いろどり

クンドゥンのいろどりのレビュー・感想・評価

クンドゥン(1997年製作の映画)
4.5
中国のチベット侵攻によるダライ・ラマ14世の心痛を、「リトル・ブッダ」でも出てきた砂の曼陀羅の無常観で詩的に表しているのが素晴らしく、生々流転を受け入れながらもチベットの魂を守り抜こうとする若きダライ・ラマ14世の力強さに胸を打たれた。チベット仏教の文化をかなり神秘的に見せていて、以前より興味のあった鳥葬の様子も詳しく描かれていて食い入るように見た。

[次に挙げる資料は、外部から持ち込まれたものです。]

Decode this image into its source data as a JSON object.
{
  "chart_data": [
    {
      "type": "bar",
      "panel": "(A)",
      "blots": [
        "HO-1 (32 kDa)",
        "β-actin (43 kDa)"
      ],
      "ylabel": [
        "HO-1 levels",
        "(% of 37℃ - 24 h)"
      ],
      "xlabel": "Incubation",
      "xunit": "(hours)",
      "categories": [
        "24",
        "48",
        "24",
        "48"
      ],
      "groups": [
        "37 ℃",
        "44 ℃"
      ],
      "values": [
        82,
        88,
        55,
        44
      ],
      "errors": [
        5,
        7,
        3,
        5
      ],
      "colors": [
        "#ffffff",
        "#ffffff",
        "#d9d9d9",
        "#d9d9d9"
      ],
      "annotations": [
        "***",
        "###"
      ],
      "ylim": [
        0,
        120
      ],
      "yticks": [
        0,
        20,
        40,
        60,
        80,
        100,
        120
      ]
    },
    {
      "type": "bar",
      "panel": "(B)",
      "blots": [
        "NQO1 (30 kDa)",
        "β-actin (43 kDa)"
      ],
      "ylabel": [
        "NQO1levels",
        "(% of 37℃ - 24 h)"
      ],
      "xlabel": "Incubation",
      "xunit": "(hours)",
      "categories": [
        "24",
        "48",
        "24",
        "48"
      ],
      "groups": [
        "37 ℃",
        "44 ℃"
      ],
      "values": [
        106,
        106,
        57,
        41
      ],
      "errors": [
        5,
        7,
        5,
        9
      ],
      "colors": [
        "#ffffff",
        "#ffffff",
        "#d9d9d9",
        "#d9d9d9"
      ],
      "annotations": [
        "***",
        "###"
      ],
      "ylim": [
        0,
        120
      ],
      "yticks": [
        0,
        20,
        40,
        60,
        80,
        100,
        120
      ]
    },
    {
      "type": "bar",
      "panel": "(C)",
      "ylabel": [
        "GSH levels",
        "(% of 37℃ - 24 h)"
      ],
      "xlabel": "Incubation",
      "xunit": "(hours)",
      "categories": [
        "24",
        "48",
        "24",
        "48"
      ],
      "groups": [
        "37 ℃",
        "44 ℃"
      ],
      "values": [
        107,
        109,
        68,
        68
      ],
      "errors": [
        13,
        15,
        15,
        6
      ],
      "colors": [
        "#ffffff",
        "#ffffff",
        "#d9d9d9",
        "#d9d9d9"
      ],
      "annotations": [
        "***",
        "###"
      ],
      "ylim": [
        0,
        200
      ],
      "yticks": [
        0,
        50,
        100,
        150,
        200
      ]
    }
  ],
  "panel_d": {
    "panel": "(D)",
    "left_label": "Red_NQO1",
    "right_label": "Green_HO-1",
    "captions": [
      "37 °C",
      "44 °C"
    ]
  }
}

満州民族に200年以上も支配され、ようやく日の目を見た漢民族の天下である今、チベットやウイグル、内モンゴルへの支配の手を緩めるわけもなく、ダライ・ラマ14世亡き後、多くの血が流れないことを祈るばかり。「毛沢東主席のおかげで幸せです」と言わなくてはいけないチベット人の涙と壮大な自然が印象的。

まさに国破れて山河あり。かつて「中国人」が読んだこの歌は回りに回ってまた「中国人」が読むことになるのではないか。異民族排他思想でいる限り、因果応報の未来が待ち受けているように思えてならない。人を選ぶかもしれないけど、これは人におすすめしたい作品。